Louisville. Also known as Derby City or the River City.
Founded in 1778, Louisville is the largest city in Kentucky and among the largest in the United States. Along with the annual Kentucky Derby horse race (which the city is most well-known for), the city’s vibrant art and culture and excellent food attract over fifteen million visitors every year.
If you plan to visit the city or are already there and thinking about exploring it, here are some of the best places to visit in Louisville.
Located in the southern part of the city, this famous 19th-century site is the location for the famous and prestigious Kentucky Derby, a horse race that takes place every year and has done so since 1875.
The horse racing complex — one of the nation’s best — is also the permanent location of another annual race, the Kentucky Oaks. Both Derby and Oaks were integrated in the same year and are the oldest continuously contested sporting events in American history.
Churchill Downs is one of the nation's best horse race venues and is well-equipped with many facilities. The food is great too. The two main competitions — Derby and Oaks — are generally held in May, but other events are conducted throughout the year.
The place is worth a visit even if there isn’t a race scheduled.
You can take their Behind the Scenes tour to learn more about its history and admire its beauty. It is one of the several amazing tours provided by the Kentucky Derby Museum, which is next on our list.
Kentucky Derby Museum
Located on the grounds of Churchill Downs is the Kentucky Derby Museum with the mission to preserve the history of the iconic Derby race.
The museum has two stories full of various exhibits telling all about the race, including the life journey — breeding, training, and more — of the thoroughbreds as they prepare to participate in the Kentucky Derby.
One highlight of the museum is its Warner L. Jones, Jr. Time Machine, which allows visitors to watch film footage of any of the Derbys as far back as 1918. The films include interviews with the winning jockeys, trainers, and owners. And you won’t need to overwhelm yourself with the huge number of races. You can browse through the different categories and find the races you will enjoy the most.
Another highlight is their 18-minute 4K film, The Greatest Race, shown on a rare 360-degree projection screen. It’s a delightfully immersive audio-visual experience.
And then, of course, there are the Churchill Downs tours I talked about earlier.
In short, you can’t miss this place if you are in or around Louisville.
Louisville Slugger Museum & Factory
Baseball’s most valued brand of bats, the Louisville Slugger, has been the choice for the sport’s legends like Babe Ruth, Mickey Mantle, Ted Williams, and Lou Gehrig.
Visit this iconic museum and factory, situated close to the company’s headquarters with its giant baseball bat, the world’s largest, leaning against it — that’s a 120-foot replica of the 34-inch Slugger used by Babe Ruth.
The museum teaches you so much about baseball’s story as well as how bats are manufactured. Visitors can take the award-winning guided factory tour, one that starts “with a thrilling movie that transports you to the forests and mills where every Louisville Slugger bat begins.”
But there’s so much more to explore and enjoy, including the batting cages, where you can take a swing with a replica model of a superstar’s bat and feel the heat, where you can experience what it's like to face down a 90-mph fastball hurled by a major league pitcher.
What makes it all even more amazing is, visitors get a free mini Slugger baseball bat to take home as a souvenir.
Muhammad Ali Center
A museum and a cultural center dedicated to the local hero — the great Muhammad Ali. Yes, Ali was born and brought up in Louisville.
The Center houses plenty of items and exhibits — including photographs and video footage of Ali’s famous fights — telling the story of his boxing career.
But the museum also does a great job of presenting to its visitors the champion’s amazing life beyond the boxing arena. There are exhibits depicting his contributions to areas like social justice, race and gender equality, and the American Civil Rights Movement.
Among the Center’s highlights are the short, inspirational, and innovative five-screen Orientation theater film, If You Can Dream, and the interactive exhibit for kids, Train with Ali.

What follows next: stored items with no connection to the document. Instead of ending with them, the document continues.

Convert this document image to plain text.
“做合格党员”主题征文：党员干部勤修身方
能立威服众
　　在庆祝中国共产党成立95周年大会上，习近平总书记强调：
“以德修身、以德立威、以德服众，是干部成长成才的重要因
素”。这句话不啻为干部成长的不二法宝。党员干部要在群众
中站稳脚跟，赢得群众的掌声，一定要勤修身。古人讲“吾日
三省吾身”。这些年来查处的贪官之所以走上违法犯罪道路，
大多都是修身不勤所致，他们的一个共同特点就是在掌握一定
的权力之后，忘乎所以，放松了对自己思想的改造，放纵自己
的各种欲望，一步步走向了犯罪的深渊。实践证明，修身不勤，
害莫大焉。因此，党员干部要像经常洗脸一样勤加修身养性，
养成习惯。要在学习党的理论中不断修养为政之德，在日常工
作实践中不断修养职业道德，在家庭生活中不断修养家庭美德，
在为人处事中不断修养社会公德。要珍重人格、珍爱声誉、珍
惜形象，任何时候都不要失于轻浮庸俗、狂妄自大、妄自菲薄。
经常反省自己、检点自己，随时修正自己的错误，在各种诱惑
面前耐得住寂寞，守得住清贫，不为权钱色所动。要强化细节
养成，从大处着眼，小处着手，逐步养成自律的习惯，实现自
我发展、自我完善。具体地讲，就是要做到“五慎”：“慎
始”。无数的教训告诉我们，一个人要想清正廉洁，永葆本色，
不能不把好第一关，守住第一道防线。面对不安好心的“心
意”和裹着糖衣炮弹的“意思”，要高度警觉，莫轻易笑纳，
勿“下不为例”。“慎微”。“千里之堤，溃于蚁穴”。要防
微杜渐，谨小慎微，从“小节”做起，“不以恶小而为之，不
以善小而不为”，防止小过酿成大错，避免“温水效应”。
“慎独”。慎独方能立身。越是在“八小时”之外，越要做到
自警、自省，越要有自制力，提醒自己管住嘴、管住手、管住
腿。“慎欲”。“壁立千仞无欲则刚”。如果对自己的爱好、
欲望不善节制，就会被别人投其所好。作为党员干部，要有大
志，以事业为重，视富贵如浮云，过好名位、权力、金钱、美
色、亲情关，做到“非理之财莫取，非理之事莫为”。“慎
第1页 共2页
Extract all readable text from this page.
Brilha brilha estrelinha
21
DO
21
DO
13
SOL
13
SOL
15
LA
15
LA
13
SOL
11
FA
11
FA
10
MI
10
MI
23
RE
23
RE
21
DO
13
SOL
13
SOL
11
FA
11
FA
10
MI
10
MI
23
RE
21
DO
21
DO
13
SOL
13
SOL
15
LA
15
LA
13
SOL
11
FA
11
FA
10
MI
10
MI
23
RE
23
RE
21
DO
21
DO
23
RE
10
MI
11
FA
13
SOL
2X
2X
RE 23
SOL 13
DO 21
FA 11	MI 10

There are also two art galleries and the Children’s Hope and Dream Wall, which features a mosaic of artwork created by children from all over the world.
An inspiring and educational place, regardless of whether or not you an Ali fan.
So these were some of the places you must visit if you’re in Louisville. I must add that due to the pandemic, some sections might not be open, or there could be certain restrictions. So make sure you do the necessary research before visiting.
Also, please follow the guideline. Have fun but stay safe.